To avoid this issue it seems the MNIST data set has a webpage where one can find a fixed data set corresponding to each transformation. These are:

  • mnist-rot
  • mnist-back-rand
  • mnist-back-image
  • mnist-rot-back-image

does this mean that if I do data set augmentations, I have to use the ones from some fixed database unless I am doing some sort of novel data set augmentation (and in this special case make my specific data set publicly available)? Or how does the machine learning community deal with this issue of data set augmentation? In a way, I guess I am sort of looking for what the term "benchmark" really means and how researchers in Machine Learning benchmark.

After some more time I thought about it more.
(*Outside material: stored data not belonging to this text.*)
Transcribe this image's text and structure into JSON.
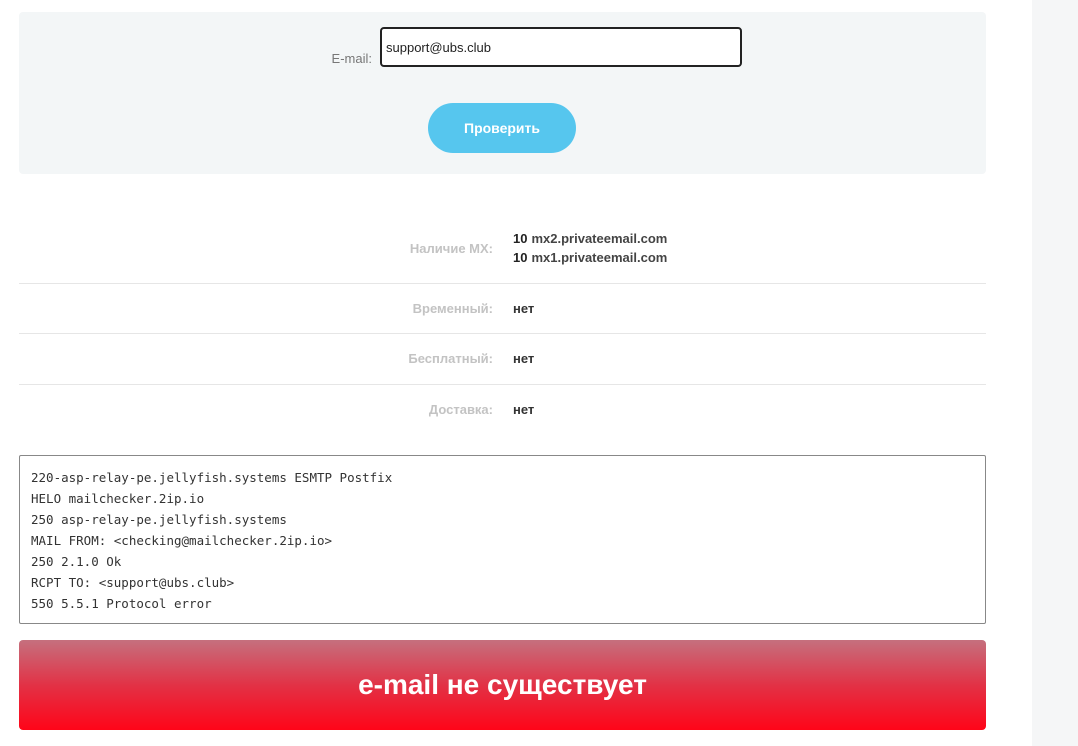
{
  "form": {
    "email_label": "E-mail:",
    "email_value": "support@ubs.club",
    "check_button_label": "Проверить"
  },
  "results": {
    "mx": {
      "label": "Наличие MX:",
      "records": [
        {
          "priority": "10",
          "host": "mx2.privateemail.com"
        },
        {
          "priority": "10",
          "host": "mx1.privateemail.com"
        }
      ]
    },
    "temporary": {
      "label": "Временный:",
      "value": "нет"
    },
    "free": {
      "label": "Бесплатный:",
      "value": "нет"
    },
    "delivery": {
      "label": "Доставка:",
      "value": "нет"
    }
  },
  "log": {
    "lines": [
      "220-asp-relay-pe.jellyfish.systems ESMTP Postfix",
      "HELO mailchecker.2ip.io",
      "250 asp-relay-pe.jellyfish.systems",
      "MAIL FROM: <checking@mailchecker.2ip.io>",
      "250 2.1.0 Ok",
      "RCPT TO: <support@ubs.club>",
      "550 5.5.1 Protocol error"
    ]
  },
  "verdict": {
    "text": "e-mail не существует"
  },
  "colors": {
    "accent_button": "#56c6ee",
    "error_banner_top": "#c5707e",
    "error_banner_bottom": "#ff0519"
  }
}
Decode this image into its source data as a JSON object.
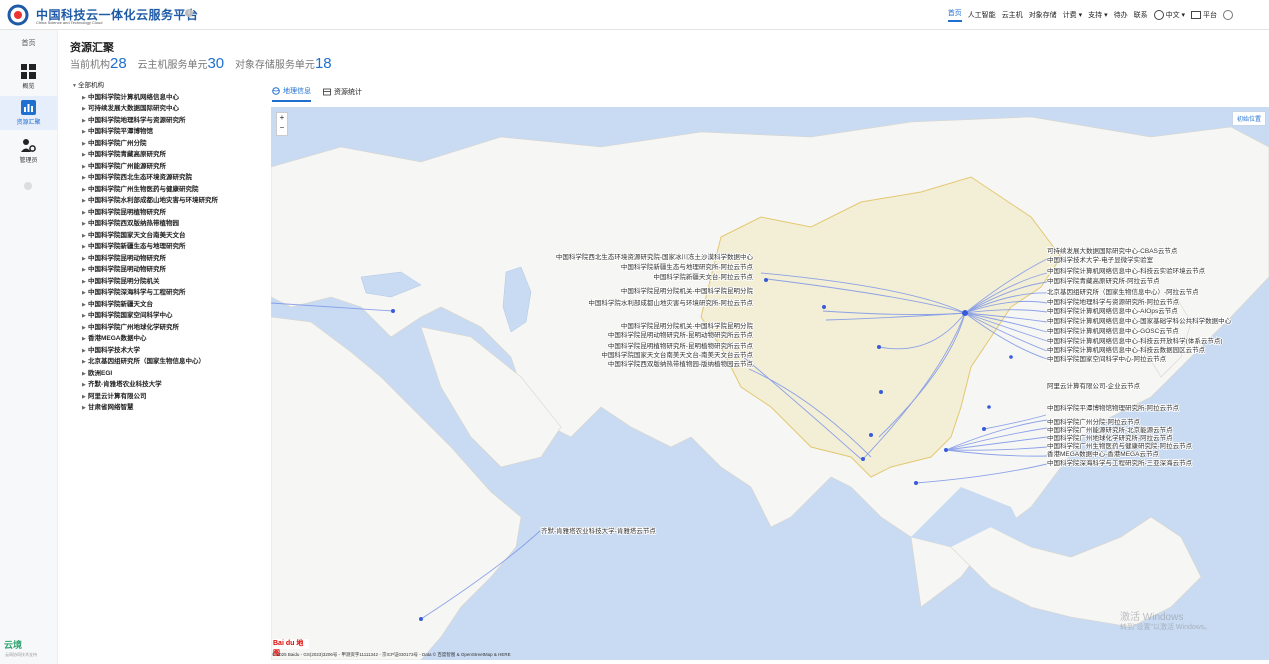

It seems to me that the data set augmentation could in theory be thought as a part of the "algorithm" or "method". With this mentality, whatever the model gets for training is legal, in other words, you can do whatever pre-processing you want on the train data (even if this makes it more ambiguous if the actual algorithm or the data set augmentation were responsible for the improvement or worsening). However, what seems to be somewhat important is to keep the test data fixed. If this is not fixed, then its hard to compare with the performance with other training algorithms since everyone would have their own special test set. If this is fixed it would seem that one would bypass this issue of not being consistent across data sets.

However, if one really needs to know the performance on rotations because that is what we are studying, then it seems reasonable to also require some test set with this property (i.e. that its rotated). Though, this seems to be more important if that is the specific goal of the inquiry, otherwise, it would seem reasonable to keep the data set fixed to ease comparison with other researchers/benchmarks.


1 Answer 1


Typically, results will be quoted with the data augmentation method used.

For example, if you look at Sergio's CIFAR tutorial on the Torch blog , http://torch.ch/blog/2015/07/30/cifar.html , you can see he writes for example "If you don't do any crops, affine transforms or ensembles, just horizontal flips, I'd say 92.45% is the best result." ie, the accuracy is quoted along with whatever data augmentation technique was used.

It depends on what you are trying to compare though. If you are developing a novel augmentation methodology, it'd make sense to compare performance on your data augmentation, keeping the network fixed, compared to SOTA data augmentation on the same dataset. But if you're comparing the network itself, you'd want to hold the data augmentation fixed, reasonably?